Some delays are beyond the control of utilities or fleets, such as yearlong waits for city permits and electrical supply equipment.

Temporary solutions for power supply include mobile substations, batteries, or generators.

Meanwhile, some fleet operators have resorted to powering their chargers using diesel generators, undermining the goal of decarbonization.

For example, Pacific Drayage Services, which has introduced six EVs into its fleet of around 300 trucks, faced issues when discussing the need for 120 heavy-duty electric trucks at their service site in Compton, California.

Instead of waiting for grid upgrades, the company decided to install chargers paired with battery storage, enabling it to provide power to trucks even during periods of grid stress.

How Power Grid Could Prepare For More EVs

While the increasing adoption of EVs will have significant implications for the power grid, proper planning and adjustments by utility companies can ensure a smooth transition without overloading the electrical infrastructure.

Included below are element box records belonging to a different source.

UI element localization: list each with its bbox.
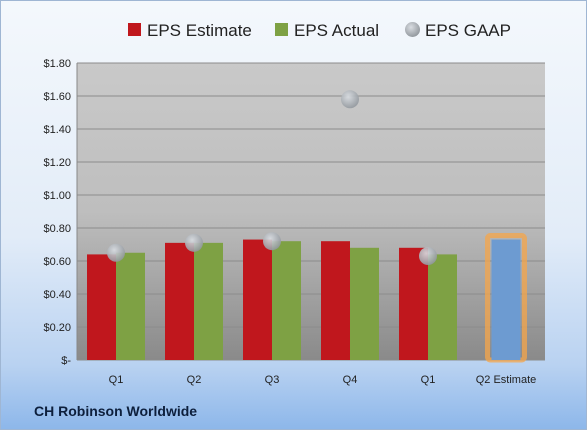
x-tick-label: Q4 [343, 374, 358, 386]
plot-area [77, 63, 545, 360]
company-name: CH Robinson Worldwide [34, 403, 198, 419]
x-tick-label: Q1 [421, 374, 436, 386]
bar-eps-estimate [87, 254, 116, 360]
bar-eps-estimate [399, 247, 428, 360]
y-tick-label: $0.80 [43, 223, 71, 235]
dot-eps-gaap [419, 247, 437, 266]
y-tick-label: $1.20 [43, 157, 71, 169]
y-tick-label: $1.40 [43, 124, 71, 136]
bar-eps-estimate [321, 241, 350, 360]
x-tick-label: Q1 [109, 374, 124, 386]
bar-eps-actual [272, 241, 301, 360]
dot-eps-gaap [107, 243, 125, 262]
bar-q2-estimate [491, 239, 521, 360]
y-tick-label: $1.60 [43, 91, 71, 103]
dot-eps-gaap [263, 232, 281, 251]
y-tick-label: $1.80 [43, 58, 71, 70]
legend-swatch [128, 23, 141, 36]
y-tick-label: $0.20 [43, 322, 71, 334]
bar-eps-estimate [165, 242, 194, 360]
dot-eps-gaap [185, 233, 203, 252]
y-tick-label: $- [61, 355, 71, 367]
y-tick-label: $0.40 [43, 289, 71, 301]
x-tick-label: Q2 Estimate [476, 374, 537, 386]
y-tick-label: $1.00 [43, 190, 71, 202]
bar-eps-actual [350, 247, 379, 360]
legend-label: EPS Actual [294, 21, 379, 40]
y-tick-label: $0.60 [43, 256, 71, 268]
x-tick-label: Q3 [265, 374, 280, 386]
legend-label: EPS GAAP [425, 21, 511, 40]
legend-label: EPS Estimate [147, 21, 252, 40]
bar-eps-actual [194, 242, 223, 360]
legend-swatch [405, 22, 420, 37]
legend-swatch [275, 23, 288, 36]
dot-eps-gaap [341, 90, 359, 109]
bar-eps-actual [116, 252, 145, 360]
x-tick-label: Q2 [187, 374, 202, 386]
bar-eps-actual [428, 254, 457, 360]
bar-eps-estimate [243, 239, 272, 360]
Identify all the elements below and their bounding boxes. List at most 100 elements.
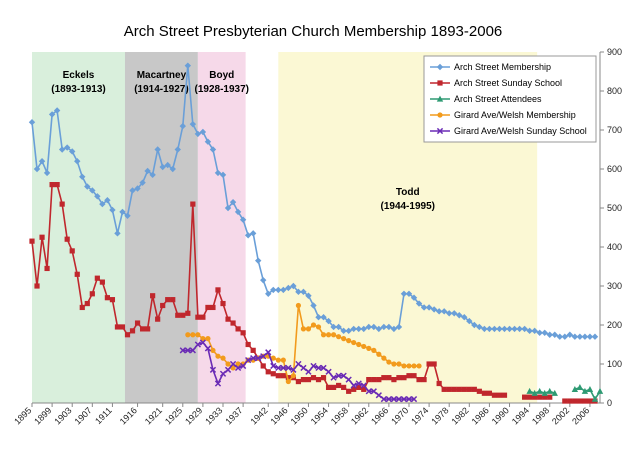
- data-point: [385, 323, 393, 331]
- data-point: [430, 306, 438, 313]
- data-point: [63, 144, 71, 151]
- data-point: [199, 128, 207, 136]
- data-point: [370, 323, 378, 331]
- data-point: [205, 336, 211, 342]
- data-point: [190, 332, 196, 338]
- data-point: [396, 375, 402, 381]
- data-point: [89, 291, 95, 297]
- data-point: [345, 376, 352, 383]
- data-point: [360, 382, 367, 389]
- data-point: [245, 341, 251, 348]
- data-point: [124, 212, 131, 219]
- data-point: [346, 388, 352, 394]
- data-point: [119, 208, 126, 216]
- data-point: [410, 395, 418, 403]
- data-point: [250, 355, 257, 362]
- data-point: [184, 347, 191, 354]
- data-point: [34, 283, 40, 289]
- data-point: [58, 146, 66, 153]
- data-point: [411, 363, 417, 369]
- data-point: [531, 389, 538, 396]
- data-point: [532, 394, 538, 400]
- data-point: [456, 312, 463, 319]
- data-point: [547, 394, 553, 400]
- data-point: [380, 395, 387, 403]
- data-point: [405, 290, 413, 297]
- data-point: [39, 234, 45, 240]
- data-point: [200, 336, 206, 342]
- data-point: [571, 385, 579, 392]
- data-point: [204, 345, 212, 352]
- data-point: [165, 297, 171, 303]
- data-point: [179, 122, 186, 130]
- data-point: [210, 304, 216, 311]
- data-point: [380, 323, 388, 331]
- data-point: [511, 325, 518, 333]
- era-label-macartney: Macartney: [137, 70, 187, 81]
- data-point: [185, 310, 191, 316]
- data-point: [350, 382, 357, 389]
- data-point: [435, 308, 443, 315]
- data-point: [355, 380, 362, 387]
- data-point: [235, 361, 241, 367]
- data-point: [300, 377, 307, 383]
- data-point: [491, 325, 498, 333]
- data-point: [170, 297, 176, 303]
- data-point: [466, 317, 473, 325]
- legend-label: Arch Street Membership: [454, 62, 551, 72]
- data-point: [204, 138, 212, 145]
- data-point: [205, 304, 211, 311]
- data-point: [401, 375, 407, 381]
- data-point: [426, 361, 432, 367]
- data-point: [305, 377, 312, 383]
- data-point: [325, 332, 332, 338]
- data-point: [270, 362, 277, 370]
- data-point: [235, 326, 241, 332]
- data-point: [265, 349, 272, 356]
- data-point: [69, 148, 76, 155]
- data-point: [551, 331, 558, 338]
- data-point: [370, 388, 377, 395]
- data-point: [219, 370, 227, 377]
- data-point: [436, 380, 442, 387]
- data-point: [386, 375, 392, 381]
- data-point: [361, 343, 367, 350]
- chart-title: Arch Street Presbyterian Church Membersh…: [124, 23, 503, 40]
- data-point: [567, 398, 573, 404]
- data-point: [275, 357, 281, 363]
- data-point: [29, 238, 35, 244]
- data-point: [365, 388, 372, 395]
- data-point: [381, 375, 387, 381]
- data-point: [386, 359, 392, 365]
- y-tick-label: 800: [607, 86, 622, 96]
- data-point: [124, 332, 131, 338]
- data-point: [114, 230, 121, 237]
- legend-swatch-marker: [436, 63, 444, 71]
- data-point: [209, 366, 217, 373]
- data-point: [496, 392, 503, 398]
- data-point: [79, 304, 85, 311]
- data-point: [411, 373, 417, 379]
- data-point: [506, 325, 513, 333]
- data-point: [285, 284, 292, 292]
- data-point: [366, 345, 372, 351]
- data-point: [476, 388, 482, 394]
- data-point: [531, 327, 538, 335]
- data-point: [234, 208, 242, 216]
- data-point: [129, 187, 136, 194]
- data-point: [199, 339, 207, 346]
- y-tick-label: 500: [607, 203, 622, 213]
- series-arch-street-attendees: [526, 384, 604, 402]
- data-point: [320, 314, 327, 321]
- data-point: [295, 378, 302, 385]
- data-point: [189, 120, 197, 128]
- data-point: [315, 377, 322, 383]
- data-point: [224, 204, 232, 212]
- data-point: [210, 347, 216, 353]
- y-tick-label: 100: [607, 359, 622, 369]
- data-point: [244, 232, 252, 239]
- y-tick-label: 600: [607, 164, 622, 174]
- data-point: [280, 364, 287, 372]
- era-band-eckels: [32, 52, 125, 403]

More specifically, there are three key strategies that utility companies can employ to prepare for the growing number of EVs on the roads, according to an analysis by EV Connect.

The first and most critical step is the expansion, upgrade, and transformation of the electrical grid.

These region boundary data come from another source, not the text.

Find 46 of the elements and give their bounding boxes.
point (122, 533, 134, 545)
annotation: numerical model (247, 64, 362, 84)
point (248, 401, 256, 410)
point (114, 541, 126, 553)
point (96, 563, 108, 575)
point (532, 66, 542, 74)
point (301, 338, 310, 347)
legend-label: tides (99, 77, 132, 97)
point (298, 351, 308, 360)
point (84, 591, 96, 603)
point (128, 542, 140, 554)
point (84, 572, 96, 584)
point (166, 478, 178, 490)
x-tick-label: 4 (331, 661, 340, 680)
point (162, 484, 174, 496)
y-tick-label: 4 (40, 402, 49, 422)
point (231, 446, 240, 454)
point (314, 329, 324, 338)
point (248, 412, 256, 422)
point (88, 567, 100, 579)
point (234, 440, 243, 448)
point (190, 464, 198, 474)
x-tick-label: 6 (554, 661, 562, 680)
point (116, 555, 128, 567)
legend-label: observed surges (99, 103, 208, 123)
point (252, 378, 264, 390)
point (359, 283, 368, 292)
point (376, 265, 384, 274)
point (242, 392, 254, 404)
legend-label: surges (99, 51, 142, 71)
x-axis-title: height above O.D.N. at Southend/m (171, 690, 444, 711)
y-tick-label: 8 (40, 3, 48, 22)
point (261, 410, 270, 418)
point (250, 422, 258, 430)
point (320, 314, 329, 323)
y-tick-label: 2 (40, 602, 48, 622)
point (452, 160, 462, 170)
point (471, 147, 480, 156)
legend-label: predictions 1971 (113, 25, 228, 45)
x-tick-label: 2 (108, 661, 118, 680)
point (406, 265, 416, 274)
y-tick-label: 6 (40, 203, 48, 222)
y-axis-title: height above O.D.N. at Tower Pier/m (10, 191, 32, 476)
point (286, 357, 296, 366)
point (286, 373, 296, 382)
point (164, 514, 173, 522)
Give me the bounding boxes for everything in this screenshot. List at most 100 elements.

Currently, much of the electrical infrastructure is outdated and not designed to cater to the demands of a world filled with EVs. Utility companies must update electrical feeders to handle the increased load in residential neighborhoods and business districts.

Secondly, it is essential to establish better vehicle-to-grid (V2G) integration for creating a less centralized grid.

When EVs can supply power back to the grid, utilities can leverage them as a virtual extension of the existing infrastructure.

Auto manufacturers play a crucial role in ensuring that more cars are equipped with V2G charging capabilities. However, utilities must also create buy-back programs and deploy the necessary software to efficiently draw power from EVs.

Although advancements in battery technology are anticipated to improve V2G capabilities, utilities must not delay in developing these programs.

Finally, efficient load management for EVs is perhaps the most crucial aspect of preparing for the influx of EVs.

The ability of utility companies to manage load effectively reduces the need for extensive grid overhauls. Peak demand overload is not solely attributed to the total kilowatt-hours consumed, but also to the timing of this consumption.

All in all, while the growth of EVs will undeniably impact the power grid, utility companies can adequately prepare for this transition.

Expanding and upgrading the grid, improving V2G integration, and implementing effective load management strategies could help utility companies proactively address these challenges.